A good step toward d[E233]tente, then, would be to start by expanding the definition of motherhood to include more than just the image of someone who feeds and cuddles. It should encompass, for example, being a provider. It would be ideal, says Garey, if we could all get over the notion that “mothers provide nurturing every second and that everything they do outside of that isn’t motherhood.”
Of course, some of the pressure could be lifted if there were more social supports for women who work, such as improved childcare programs and more flexible working hours — as well as a higher standard of involvement for fathers. “What concerns me most about this is not some image of women fighting each other,” says Hays. “Most moms, when pressed, can empathize with the other group. The problem is that society hasn’t done anything about the fact that the majority of moms are now in the paid labor force.”

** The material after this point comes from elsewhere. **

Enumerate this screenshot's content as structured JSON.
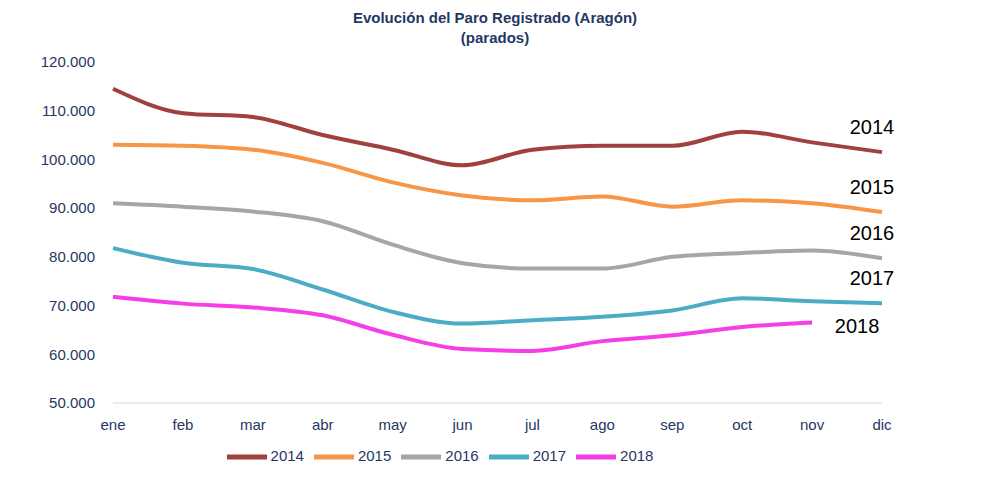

Looking at the problem from the other side of the fence, Galinsky says the divide can be narrowed when society actually starts to value the nurturing tasks of mothers. Despite all the worshipful talk about that role, she argues, “society doesn’t really value mothering. Anyone who’s stayed at home can tell you that.”
Broad societal reforms still seem far away to those in the trenches now. But mother to mother, we can help bring about mutual understanding: The feelings of being judged often dissipate when moms take the time to talk to one another. Then they realize that their resentment has less to do with condemning moms who’ve made different choices than with ambivalence about their own choices. Spar agrees: “In my book group, we have a mix of moms — some working, some not. We talk about this issue a lot, and when someone’s work situation isn’t ideal, we try to problem-solve together.”

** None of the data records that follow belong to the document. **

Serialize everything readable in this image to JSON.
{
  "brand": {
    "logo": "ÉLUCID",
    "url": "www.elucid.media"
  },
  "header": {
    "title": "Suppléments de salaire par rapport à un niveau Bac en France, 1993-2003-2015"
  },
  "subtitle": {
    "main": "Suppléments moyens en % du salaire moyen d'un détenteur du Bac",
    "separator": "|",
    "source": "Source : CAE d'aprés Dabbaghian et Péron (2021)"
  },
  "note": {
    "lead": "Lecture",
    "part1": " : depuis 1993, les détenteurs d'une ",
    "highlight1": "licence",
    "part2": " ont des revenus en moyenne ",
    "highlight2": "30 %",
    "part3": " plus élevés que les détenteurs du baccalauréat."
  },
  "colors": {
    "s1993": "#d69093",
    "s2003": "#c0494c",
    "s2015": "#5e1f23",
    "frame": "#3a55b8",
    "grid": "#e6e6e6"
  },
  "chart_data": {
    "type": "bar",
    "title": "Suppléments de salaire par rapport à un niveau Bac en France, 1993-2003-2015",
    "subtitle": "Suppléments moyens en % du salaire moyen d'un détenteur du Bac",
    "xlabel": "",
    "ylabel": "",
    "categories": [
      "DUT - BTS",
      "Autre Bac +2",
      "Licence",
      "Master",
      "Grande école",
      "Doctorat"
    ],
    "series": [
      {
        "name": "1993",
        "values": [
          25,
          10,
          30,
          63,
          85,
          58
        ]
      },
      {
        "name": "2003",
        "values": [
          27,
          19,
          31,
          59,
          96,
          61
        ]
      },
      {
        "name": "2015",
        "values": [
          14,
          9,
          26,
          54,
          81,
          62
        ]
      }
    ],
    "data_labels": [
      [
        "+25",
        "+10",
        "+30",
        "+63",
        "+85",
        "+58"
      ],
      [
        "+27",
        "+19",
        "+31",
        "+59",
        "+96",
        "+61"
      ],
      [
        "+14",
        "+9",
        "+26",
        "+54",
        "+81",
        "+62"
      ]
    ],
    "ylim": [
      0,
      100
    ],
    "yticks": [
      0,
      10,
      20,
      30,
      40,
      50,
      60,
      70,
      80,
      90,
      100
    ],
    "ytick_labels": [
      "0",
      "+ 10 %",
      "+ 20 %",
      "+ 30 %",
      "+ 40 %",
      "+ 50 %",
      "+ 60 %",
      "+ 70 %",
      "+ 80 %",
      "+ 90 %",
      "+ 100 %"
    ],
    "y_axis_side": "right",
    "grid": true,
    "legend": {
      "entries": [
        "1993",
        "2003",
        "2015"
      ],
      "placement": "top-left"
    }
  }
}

As for me, I still struggle with my own mixed feelings, but I recognize that I have the kind of deal that society should offer more working mothers: a flexible schedule. That means I’m available on short notice, and I can go to pediatrician’s and dentist’s appointments without asking permission. And I get to pick up my daughter from preschool — and keep my mouth shut when the other mothers complain about all the fun their husbands are having at work.